Data science is a rapidly evolving and growing field, with a recent LinkedIn report showing more than 1 million open positions in data science at a given point in time.
Unfortunately, it has been very difficult for organisations to secure skilled data scientists. This is potentially because the need for data scientists has accelerated at a pace much faster than educational institutions could attract or teach new entrants to the field.
You’ll find that it’s a similar case with other data-related technical roles, such as:
- Machine learning engineers: This position falls between data science and software engineering. Machine learning engineers combine programming and data science skills to develop software solutions and data funnels.
- Data engineers: Data engineers work with data scientists to build and manage the data ecosystems that data scientists use.
- Data architects: Data architects evaluate their organisation’s data sources and design data management systems from the ground up.

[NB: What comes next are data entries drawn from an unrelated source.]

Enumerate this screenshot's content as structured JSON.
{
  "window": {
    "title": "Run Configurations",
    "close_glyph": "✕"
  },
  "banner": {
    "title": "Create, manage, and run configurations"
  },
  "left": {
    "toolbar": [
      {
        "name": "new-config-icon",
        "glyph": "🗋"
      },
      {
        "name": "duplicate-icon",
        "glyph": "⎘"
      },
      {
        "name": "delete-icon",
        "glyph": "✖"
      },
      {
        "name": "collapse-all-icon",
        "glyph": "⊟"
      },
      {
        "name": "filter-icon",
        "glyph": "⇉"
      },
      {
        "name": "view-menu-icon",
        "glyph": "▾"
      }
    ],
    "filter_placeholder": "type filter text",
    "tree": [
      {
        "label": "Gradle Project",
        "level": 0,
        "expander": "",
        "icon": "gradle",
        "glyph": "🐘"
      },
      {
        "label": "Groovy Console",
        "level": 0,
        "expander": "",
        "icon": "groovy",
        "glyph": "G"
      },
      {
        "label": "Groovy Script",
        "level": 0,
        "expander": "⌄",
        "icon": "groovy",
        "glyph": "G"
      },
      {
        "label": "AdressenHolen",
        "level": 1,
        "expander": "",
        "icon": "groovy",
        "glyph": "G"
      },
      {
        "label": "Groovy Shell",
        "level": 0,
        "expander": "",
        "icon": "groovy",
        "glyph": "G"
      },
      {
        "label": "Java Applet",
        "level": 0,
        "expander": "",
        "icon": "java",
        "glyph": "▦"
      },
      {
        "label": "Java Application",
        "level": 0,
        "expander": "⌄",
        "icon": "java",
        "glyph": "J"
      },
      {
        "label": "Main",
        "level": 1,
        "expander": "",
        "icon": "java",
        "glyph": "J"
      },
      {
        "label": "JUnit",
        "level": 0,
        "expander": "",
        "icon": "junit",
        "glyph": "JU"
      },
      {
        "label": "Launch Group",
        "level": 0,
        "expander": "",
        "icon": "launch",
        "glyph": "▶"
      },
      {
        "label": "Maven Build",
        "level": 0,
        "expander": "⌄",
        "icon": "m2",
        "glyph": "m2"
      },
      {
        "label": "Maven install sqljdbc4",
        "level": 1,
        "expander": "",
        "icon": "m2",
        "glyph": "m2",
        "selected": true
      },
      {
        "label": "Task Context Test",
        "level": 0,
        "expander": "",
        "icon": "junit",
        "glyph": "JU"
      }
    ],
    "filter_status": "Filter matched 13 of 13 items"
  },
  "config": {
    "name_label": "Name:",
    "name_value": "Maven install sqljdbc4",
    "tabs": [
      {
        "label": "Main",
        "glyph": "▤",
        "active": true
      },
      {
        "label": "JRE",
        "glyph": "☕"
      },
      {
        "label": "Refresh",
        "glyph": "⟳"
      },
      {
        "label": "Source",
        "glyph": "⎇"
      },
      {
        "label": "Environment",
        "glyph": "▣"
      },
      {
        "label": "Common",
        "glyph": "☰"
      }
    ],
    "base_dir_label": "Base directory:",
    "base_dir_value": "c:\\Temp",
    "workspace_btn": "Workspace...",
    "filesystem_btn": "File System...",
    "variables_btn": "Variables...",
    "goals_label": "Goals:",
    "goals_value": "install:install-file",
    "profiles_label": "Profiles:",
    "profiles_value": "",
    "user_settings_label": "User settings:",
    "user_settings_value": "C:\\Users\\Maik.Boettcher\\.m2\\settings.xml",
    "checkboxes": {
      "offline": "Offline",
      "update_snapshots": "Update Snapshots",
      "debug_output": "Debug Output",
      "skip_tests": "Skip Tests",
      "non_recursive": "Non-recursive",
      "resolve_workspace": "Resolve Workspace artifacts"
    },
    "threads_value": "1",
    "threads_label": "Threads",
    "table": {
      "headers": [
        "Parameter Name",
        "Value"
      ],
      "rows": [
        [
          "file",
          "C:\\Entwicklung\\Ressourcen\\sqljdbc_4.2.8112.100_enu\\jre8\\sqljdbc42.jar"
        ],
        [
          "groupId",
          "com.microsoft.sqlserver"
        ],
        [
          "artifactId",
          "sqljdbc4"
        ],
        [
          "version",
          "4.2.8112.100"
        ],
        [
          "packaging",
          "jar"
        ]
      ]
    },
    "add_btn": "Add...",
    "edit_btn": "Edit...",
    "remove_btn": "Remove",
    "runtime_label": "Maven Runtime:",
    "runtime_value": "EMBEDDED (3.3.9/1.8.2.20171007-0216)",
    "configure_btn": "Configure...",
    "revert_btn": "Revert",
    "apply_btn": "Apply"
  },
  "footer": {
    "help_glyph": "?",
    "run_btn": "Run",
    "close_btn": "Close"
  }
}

If you’ve ever considered a career in data science, now is the time! The demand for your skills is incredibly high, and this will likely continue well into the future. You’ll also get to work at the leading edge of technology and may even contribute to innovations that have a lasting positive impact on people’s lives.
As technology matures and evolves, it’s predicted that the role of a data scientist will also evolve. They may support and maintain advancing machine learning models or transfer their skills to assist the development of younger technologies such as quantum computing.
Data science as a field still has a long way to go though, and data scientists will be crucial to supporting industry and the public sector as they journey towards enhancing their data capability. This includes exploring emerging areas of data science such as hyper-personalisation, no code environments, and the effective use of huge quantities of data that will be served up by IoT (the internet of things).
The sector will no doubt continue to provide countless jobs for economies around the globe and play an important part in improving many aspects of our lives – from how we work to how we plan, learn new things, communicate with each other, and seek out strategies for a sustainable future.